FileNotFoundError
langchain_community.document_loaders.pdf.PyPDFLoader: FileNotFoundError: [Errno 2] No such file or directory
Stack trace
FileNotFoundError: [Errno 2] No such file or directory: '/path/to/document.pdf'
File "/usr/local/lib/python3.11/site-packages/langchain_community/document_loaders/pdf.py", line 45, in load
with open(self.file_path, 'rb') as f:
FileNotFoundError: [Errno 2] No such file or directory: '/path/to/document.pdf' Why it happens
PyPDFLoader attempts to open a PDF file at the specified path using Python's open() function. If the path doesn't exist, is misspelled, uses a relative path that doesn't resolve from the current working directory, or the file was moved/deleted between script start and load time, Python raises FileNotFoundError.
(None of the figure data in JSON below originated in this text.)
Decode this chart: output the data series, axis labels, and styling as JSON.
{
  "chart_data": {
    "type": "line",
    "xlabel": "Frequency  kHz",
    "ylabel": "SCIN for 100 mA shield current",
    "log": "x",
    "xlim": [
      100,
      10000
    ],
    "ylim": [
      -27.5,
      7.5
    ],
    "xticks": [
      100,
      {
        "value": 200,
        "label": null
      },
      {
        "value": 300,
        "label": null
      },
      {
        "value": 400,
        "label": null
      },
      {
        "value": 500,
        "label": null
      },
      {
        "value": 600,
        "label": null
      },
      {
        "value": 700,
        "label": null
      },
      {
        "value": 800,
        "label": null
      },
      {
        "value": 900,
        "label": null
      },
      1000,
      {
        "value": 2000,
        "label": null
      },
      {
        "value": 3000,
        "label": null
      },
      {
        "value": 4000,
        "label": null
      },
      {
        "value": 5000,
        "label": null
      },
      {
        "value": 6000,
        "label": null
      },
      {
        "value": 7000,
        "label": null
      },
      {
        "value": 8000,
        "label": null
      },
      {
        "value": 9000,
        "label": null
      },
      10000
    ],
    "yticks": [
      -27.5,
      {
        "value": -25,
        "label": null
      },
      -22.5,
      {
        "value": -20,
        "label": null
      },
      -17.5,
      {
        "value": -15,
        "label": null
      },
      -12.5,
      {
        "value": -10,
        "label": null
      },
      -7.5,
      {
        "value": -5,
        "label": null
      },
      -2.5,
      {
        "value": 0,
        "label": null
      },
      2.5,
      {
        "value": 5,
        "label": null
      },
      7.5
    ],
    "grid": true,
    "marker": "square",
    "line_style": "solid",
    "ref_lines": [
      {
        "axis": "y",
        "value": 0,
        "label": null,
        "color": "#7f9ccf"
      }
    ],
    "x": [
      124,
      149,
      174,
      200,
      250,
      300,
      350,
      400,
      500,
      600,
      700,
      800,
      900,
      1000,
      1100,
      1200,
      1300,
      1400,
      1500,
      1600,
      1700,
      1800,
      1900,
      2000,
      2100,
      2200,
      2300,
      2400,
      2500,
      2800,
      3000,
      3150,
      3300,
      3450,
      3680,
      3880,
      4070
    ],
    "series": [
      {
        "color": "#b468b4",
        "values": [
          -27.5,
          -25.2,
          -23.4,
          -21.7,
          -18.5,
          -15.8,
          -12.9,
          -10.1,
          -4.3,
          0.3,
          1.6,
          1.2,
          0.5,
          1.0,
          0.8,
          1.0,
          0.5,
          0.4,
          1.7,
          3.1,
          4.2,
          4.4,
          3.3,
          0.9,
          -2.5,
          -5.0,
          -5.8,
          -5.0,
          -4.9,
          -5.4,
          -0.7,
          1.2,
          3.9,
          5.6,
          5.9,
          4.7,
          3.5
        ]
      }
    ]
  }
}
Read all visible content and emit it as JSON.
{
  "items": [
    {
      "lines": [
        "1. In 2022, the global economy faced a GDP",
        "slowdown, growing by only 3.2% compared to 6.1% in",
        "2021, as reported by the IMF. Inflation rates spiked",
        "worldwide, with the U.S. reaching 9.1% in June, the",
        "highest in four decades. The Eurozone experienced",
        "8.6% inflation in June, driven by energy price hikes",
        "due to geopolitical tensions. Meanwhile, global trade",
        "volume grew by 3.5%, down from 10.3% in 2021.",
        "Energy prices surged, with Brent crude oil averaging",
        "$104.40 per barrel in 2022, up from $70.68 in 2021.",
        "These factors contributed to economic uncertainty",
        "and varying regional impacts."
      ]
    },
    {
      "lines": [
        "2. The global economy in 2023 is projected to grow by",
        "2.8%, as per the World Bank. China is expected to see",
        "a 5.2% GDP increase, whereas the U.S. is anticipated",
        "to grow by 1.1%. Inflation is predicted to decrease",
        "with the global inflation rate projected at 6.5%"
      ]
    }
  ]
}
This is especially common when mixing absolute and relative paths, or when running scripts from different directories than expected.
Detection
Before calling loader.load(), verify the file exists using os.path.exists(file_path) or pathlib.Path(file_path).is_file(). Log the working directory and resolved absolute path to catch path resolution issues early in your pipeline.
Causes & fixes
Using a relative file path when the current working directory is different from the script location
Use an absolute path constructed from __file__: from pathlib import Path; pdf_path = Path(__file__).parent / 'documents' / 'file.pdf'
File path contains a typo or the file doesn't exist at that location
Verify the path exists before loading: if not Path(pdf_path).is_file(): raise FileNotFoundError(f'PDF not found at {pdf_path}')
File is located in a different directory (e.g., data/ or downloads/) but path assumes it's in the current directory
Use absolute paths or construct paths relative to the script: pdf_path = Path(__file__).parent / 'data' / 'documents' / 'file.pdf'
Running the script from a different directory than where the relative path assumes (e.g., from project root vs subdirectory)
Use os.chdir() to set working directory explicitly, or always use absolute paths: os.chdir(Path(__file__).parent); loader = PyPDFLoader('./documents/file.pdf')
Code: broken vs fixed
import os
from langchain_community.document_loaders import PyPDFLoader
# BROKEN: relative path that fails if working directory is wrong
loader = PyPDFLoader('documents/report.pdf') # FileNotFoundError if not run from correct dir
docs = loader.load()
print(f'Loaded {len(docs)} pages') import os
from pathlib import Path
from langchain_community.document_loaders import PyPDFLoader
# FIXED: absolute path using __file__ — works from any directory
script_dir = Path(__file__).parent
pdf_path = script_dir / 'documents' / 'report.pdf'
# Verify file exists before loading
if not pdf_path.is_file():
raise FileNotFoundError(f'PDF not found at {pdf_path}')
loader = PyPDFLoader(str(pdf_path))
docs = loader.load()
print(f'Loaded {len(docs)} pages from {pdf_path}') Workaround
If you can't immediately fix the path resolution, use try/except to catch FileNotFoundError, log the attempted path and current working directory for debugging, then check sys.argv[0] or os.getcwd() to understand where the script is actually running from. Alternatively, accept the PDF path as a command-line argument: pdf_path = sys.argv[1] if len(sys.argv) > 1 else 'documents/report.pdf'
Prevention
Always use absolute paths derived from __file__ for file operations in Python packages and command-line tools. For web applications, accept file paths as configuration (environment variables or config files) rather than hardcoding them. For data pipelines, make the input file path an explicit parameter (function argument or CLI flag) rather than assuming a fixed location.